Fonterra ownership structure ‘not on the table’
Fonterra Cooperative Group won’t be changing its ownership structure, but is keen on bringing on partners to fund future projects, says director Scott St John
The Auckland-based company’s capital structure has been criticised as making it too hard to raise equity and led to a poor track record of adding value from investments, with one of its harshest critiques coming from First NZ Capital analyst Arie Dekker.
Units in the Fonterra Shareholders’ Fund, which gives investors exposure to the cooperative’s earnings stream, fell to a three-year low last week after the dairy company’s board trimmed its forecast payout to farmers and said it probably wouldn’t pay a final dividend.
Fonterra director St John, a former chief executive of FNZC, put forward the dairy company’s case to the New Zealand Shareholders’ Association annual meeting in Auckland on Saturday saying the payout cut was a tough decision, but “the right call to make” and one he would do again.
He gave a potted history of the 17-year-old company, saying its growing expansion in China and successful development of higher value food ingredients products showed it had been successful.
Still, he accepted some of the challenges facing the company had got “the better of us”.
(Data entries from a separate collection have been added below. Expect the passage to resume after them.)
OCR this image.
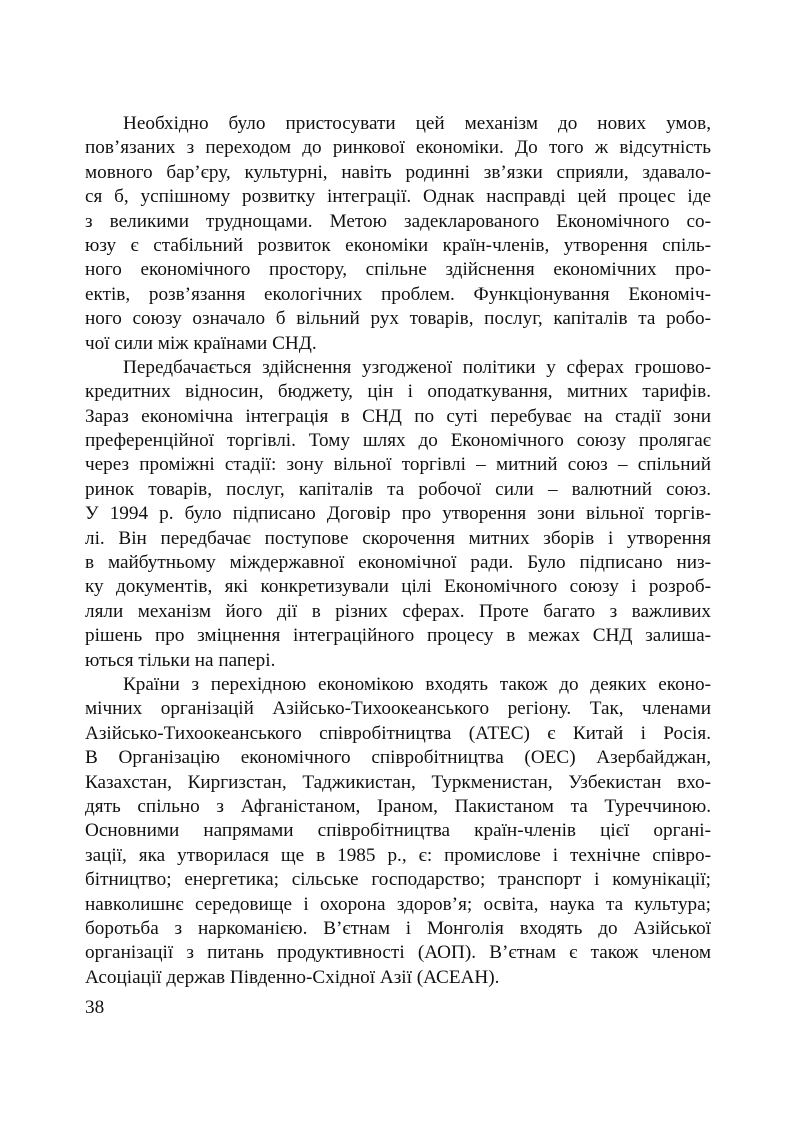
Необхідно було пристосувати цей механізм до нових умов,
пов’язаних з переходом до ринкової економіки. До того ж відсутність
мовного бар’єру, культурні, навіть родинні зв’язки сприяли, здавало-
ся б, успішному розвитку інтеграції. Однак насправді цей процес іде
з великими труднощами. Метою задекларованого Економічного со-
юзу є стабільний розвиток економіки країн-членів, утворення спіль-
ного економічного простору, спільне здійснення економічних про-
ектів, розв’язання екологічних проблем. Функціонування Економіч-
ного союзу означало б вільний рух товарів, послуг, капіталів та робо-
чої сили між країнами СНД.
Передбачається здійснення узгодженої політики у сферах грошово-
кредитних відносин, бюджету, цін і оподаткування, митних тарифів.
Зараз економічна інтеграція в СНД по суті перебуває на стадії зони
преференційної торгівлі. Тому шлях до Економічного союзу пролягає
через проміжні стадії: зону вільної торгівлі – митний союз – спільний
ринок товарів, послуг, капіталів та робочої сили – валютний союз.
У 1994 р. було підписано Договір про утворення зони вільної торгів-
лі. Він передбачає поступове скорочення митних зборів і утворення
в майбутньому міждержавної економічної ради. Було підписано низ-
ку документів, які конкретизували цілі Економічного союзу і розроб-
ляли механізм його дії в різних сферах. Проте багато з важливих
рішень про зміцнення інтеграційного процесу в межах СНД залиша-
ються тільки на папері.
Країни з перехідною економікою входять також до деяких еконо-
мічних організацій Азійсько-Тихоокеанського регіону. Так, членами
Азійсько-Тихоокеанського співробітництва (АТЕС) є Китай і Росія.
В Організацію економічного співробітництва (ОЕС) Азербайджан,
Казахстан, Киргизстан, Таджикистан, Туркменистан, Узбекистан вхо-
дять спільно з Афганістаном, Іраном, Пакистаном та Туреччиною.
Основними напрямами співробітництва країн-членів цієї органі-
зації, яка утворилася ще в 1985 р., є: промислове і технічне співро-
бітництво; енергетика; сільське господарство; транспорт і комунікації;
навколишнє середовище і охорона здоров’я; освіта, наука та культура;
боротьба з наркоманією. В’єтнам і Монголія входять до Азійської
організації з питань продуктивності (АОП). В’єтнам є також членом
Асоціації держав Південно-Східної Азії (АСЕАН).
38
St John didn’t agree with a question from the floor that Fonterra’s 10,500 farmer-shareholders were reluctant to be fully shared up, and said changing the ownership structure “is just not on the table”.
He did, however, say the company needs “to think carefully and innovatively how we fund the projects we enter into.”
St John said the recent Indian joint venture with Future Consumer Ltd to produce consumer and food service producers was “probably more likely to be the sort of thing you see us doing.”
The Fonterra director was among a line-up of speakers including Finance Minister Grant Robertson, Westpac New Zealand chief economist Dominick Stephens, SkyCity Entertainment Group chief executive Graeme Stephensand Sanford CEO Volker Kuntsch.